In two weeks, the California Apartment Association will argue for an early ruling on key parts of its legal challenge to Alameda County’s ongoing COVID-19 eviction moratorium.

CAA’s motion for summary judgment, filed in July, asserts that Judge Laurel Beeler has enough evidence at hand to decide in the plaintiff’s favor on the “facial” claims, or some of the baseline legal questions, in the case.

The leadup to the Sept. 29 hearing has produced a volley of briefs from both CAA and defendant Alameda County. This week, CAA filed a brief in response to Alameda County’s opposition to summary judgment.

CAA’s motion argues that the county’s continued eviction moratorium effects a physical taking of rental housing owners’ property in violation of the U.S. Constitution and that the moratorium violates the Ellis Act, California’s law enshrining the right of landlords to terminate a tenancy to leave the rental housing business.

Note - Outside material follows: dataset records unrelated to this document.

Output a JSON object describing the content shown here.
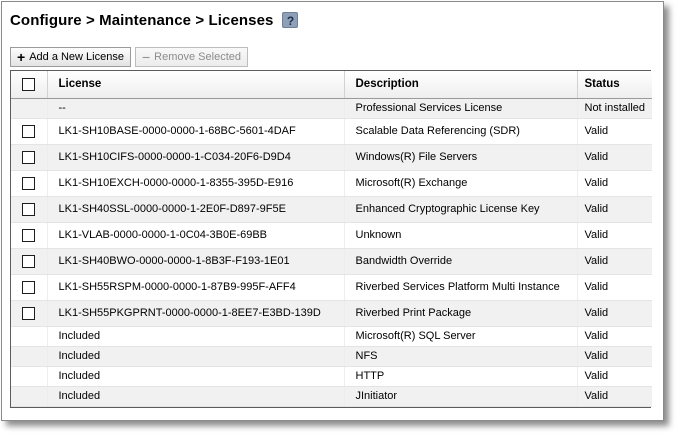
{
  "header": {
    "title": "Configure > Maintenance > Licenses",
    "help_label": "?"
  },
  "toolbar": {
    "add_label": "Add a New License",
    "remove_label": "Remove Selected"
  },
  "table": {
    "columns": [
      "License",
      "Description",
      "Status"
    ],
    "rows": [
      {
        "license": "--",
        "description": "Professional Services License",
        "status": "Not installed"
      },
      {
        "license": "LK1-SH10BASE-0000-0000-1-68BC-5601-4DAF",
        "description": "Scalable Data Referencing (SDR)",
        "status": "Valid"
      },
      {
        "license": "LK1-SH10CIFS-0000-0000-1-C034-20F6-D9D4",
        "description": "Windows(R) File Servers",
        "status": "Valid"
      },
      {
        "license": "LK1-SH10EXCH-0000-0000-1-8355-395D-E916",
        "description": "Microsoft(R) Exchange",
        "status": "Valid"
      },
      {
        "license": "LK1-SH40SSL-0000-0000-1-2E0F-D897-9F5E",
        "description": "Enhanced Cryptographic License Key",
        "status": "Valid"
      },
      {
        "license": "LK1-VLAB-0000-0000-1-0C04-3B0E-69BB",
        "description": "Unknown",
        "status": "Valid"
      },
      {
        "license": "LK1-SH40BWO-0000-0000-1-8B3F-F193-1E01",
        "description": "Bandwidth Override",
        "status": "Valid"
      },
      {
        "license": "LK1-SH55RSPM-0000-0000-1-87B9-995F-AFF4",
        "description": "Riverbed Services Platform Multi Instance",
        "status": "Valid"
      },
      {
        "license": "LK1-SH55PKGPRNT-0000-0000-1-8EE7-E3BD-139D",
        "description": "Riverbed Print Package",
        "status": "Valid"
      },
      {
        "license": "Included",
        "description": "Microsoft(R) SQL Server",
        "status": "Valid"
      },
      {
        "license": "Included",
        "description": "NFS",
        "status": "Valid"
      },
      {
        "license": "Included",
        "description": "HTTP",
        "status": "Valid"
      },
      {
        "license": "Included",
        "description": "JInitiator",
        "status": "Valid"
      }
    ]
  }
}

The county – though certainly not conceding that the moratorium infringes on owners’ property rights – largely sidesteps the issue and instead asserts that to the issue is too complex to be decided as a facial claim and should be litigated as an “as applied” claim, with the specific facts of how each owner is affected considered rather than a ruling being made as to the moratorium as a whole. While CAA pleaded both facial and as-applied claims in its lawsuit, only the facial claims are being considered by the court as part of this initial round of motions.

Most surprising was the county’s defense to CAA’s claim that the moratorium unlawfully prohibits owners from exercising their rights under the Ellis Act in cases where the tenant has a COVID hardship. Rather than attempt to defend that position, the county – for the first time – argued that the moratorium doesn’t actually prohibit Ellis Act evictions.

The only problem with the county’s position is that it’s false. While the moratorium itself is no model of clarity, as CAA’s reply brief details, there’s no other way to make sense of its overlapping provisions. Most striking, though, is that the county itself has been telling landlords and tenants for years — in published guidance — that if a tenant has a COVID hardship they cannot be evicted and there are no exceptions.

Briefs also have been filed in the companion case to CAA’s challenge, Williams v. County of Alameda. In that case, the city of Oakland and Alliance of Californians for Community Empowerment (ACCE) filed briefs in opposition, and the Berkeley Rent Stabilization Board and East Bay Community Law Center have asked the court to allow the filing of amicus briefs.

The court now has a couple weeks to review all filings before the hearing. Though it’s possible the judge could rule on the motions at the hearing, the more likely outcome will be that the matter will be taken under submission with a written ruling issued in the following weeks.